I am interested in using lookups in Druid, but I’m concerned with the scalability of the lookup tables. I am planning to put the data on http and reference it in my lookup definition. I did some searching, but I couldn’t find information on the limitations of the lookup file. I saw that issue #3996 on GitHub from 2017 talked about a 10MB file working - has this been improved upon to support larger files? I was also wondering if the number of rows matters as well. How would having a large number of entries (100,000 to 1,000,000) affect performance? What would be the maximum limit?

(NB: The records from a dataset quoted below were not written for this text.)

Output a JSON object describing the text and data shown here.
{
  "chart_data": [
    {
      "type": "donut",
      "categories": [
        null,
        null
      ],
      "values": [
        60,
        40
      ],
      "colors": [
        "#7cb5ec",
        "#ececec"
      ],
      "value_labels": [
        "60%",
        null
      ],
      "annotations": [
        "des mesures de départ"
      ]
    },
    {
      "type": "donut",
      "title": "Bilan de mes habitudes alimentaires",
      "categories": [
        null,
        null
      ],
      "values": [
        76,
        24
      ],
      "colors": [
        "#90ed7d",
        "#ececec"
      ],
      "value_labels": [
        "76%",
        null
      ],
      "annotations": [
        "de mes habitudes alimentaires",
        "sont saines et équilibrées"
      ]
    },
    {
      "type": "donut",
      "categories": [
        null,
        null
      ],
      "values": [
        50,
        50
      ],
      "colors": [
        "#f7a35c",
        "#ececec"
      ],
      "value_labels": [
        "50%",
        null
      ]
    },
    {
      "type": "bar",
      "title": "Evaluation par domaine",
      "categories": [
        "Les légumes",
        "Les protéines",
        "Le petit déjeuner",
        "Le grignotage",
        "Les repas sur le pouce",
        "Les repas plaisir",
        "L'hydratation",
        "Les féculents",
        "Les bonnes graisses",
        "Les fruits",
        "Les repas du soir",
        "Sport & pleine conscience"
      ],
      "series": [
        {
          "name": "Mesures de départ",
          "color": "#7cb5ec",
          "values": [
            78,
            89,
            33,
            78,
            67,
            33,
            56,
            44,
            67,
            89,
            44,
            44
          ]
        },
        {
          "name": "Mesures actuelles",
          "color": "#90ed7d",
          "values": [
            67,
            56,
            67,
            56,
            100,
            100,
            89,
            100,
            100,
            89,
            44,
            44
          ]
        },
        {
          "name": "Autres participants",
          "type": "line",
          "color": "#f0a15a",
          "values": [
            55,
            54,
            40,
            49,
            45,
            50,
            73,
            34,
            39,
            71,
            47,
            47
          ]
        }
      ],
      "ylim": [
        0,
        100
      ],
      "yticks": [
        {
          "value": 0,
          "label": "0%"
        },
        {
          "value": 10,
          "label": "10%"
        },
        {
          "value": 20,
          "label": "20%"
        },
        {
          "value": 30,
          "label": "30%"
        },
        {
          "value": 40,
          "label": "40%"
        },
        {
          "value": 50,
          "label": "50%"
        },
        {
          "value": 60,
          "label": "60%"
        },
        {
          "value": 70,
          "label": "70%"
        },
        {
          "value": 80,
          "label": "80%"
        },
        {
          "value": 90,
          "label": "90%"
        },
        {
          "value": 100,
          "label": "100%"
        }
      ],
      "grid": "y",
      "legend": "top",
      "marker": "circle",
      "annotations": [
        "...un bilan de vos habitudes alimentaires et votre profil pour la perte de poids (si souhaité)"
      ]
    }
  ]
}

Lookups are loaded into heap memory/RAM, so the maximum lookup size depends on the amount of RAM available to your nodes. Druid cluster tuning documentation suggests adding 2 * total size of all loaded lookups to whatever the RAM available to your nodes would have been without lookups.
Hope that helps!
Thanks for your reply - that’s exactly what I was looking for!
I just had a couple follow up questions:
- Is the lookup table replicated for each node or is it stored in a single location? The documentation for globally cached lookups says that they draw from the same cache pool. Does this mean that just a single location is used to store the lookup tables?
- How does Druid calculate the size of the lookup table? For example, I am thinking of storing the lookup data in a csv with a key and value column - if the csv that I am referencing has a line with 8 characters, how many bytes would this be converted to?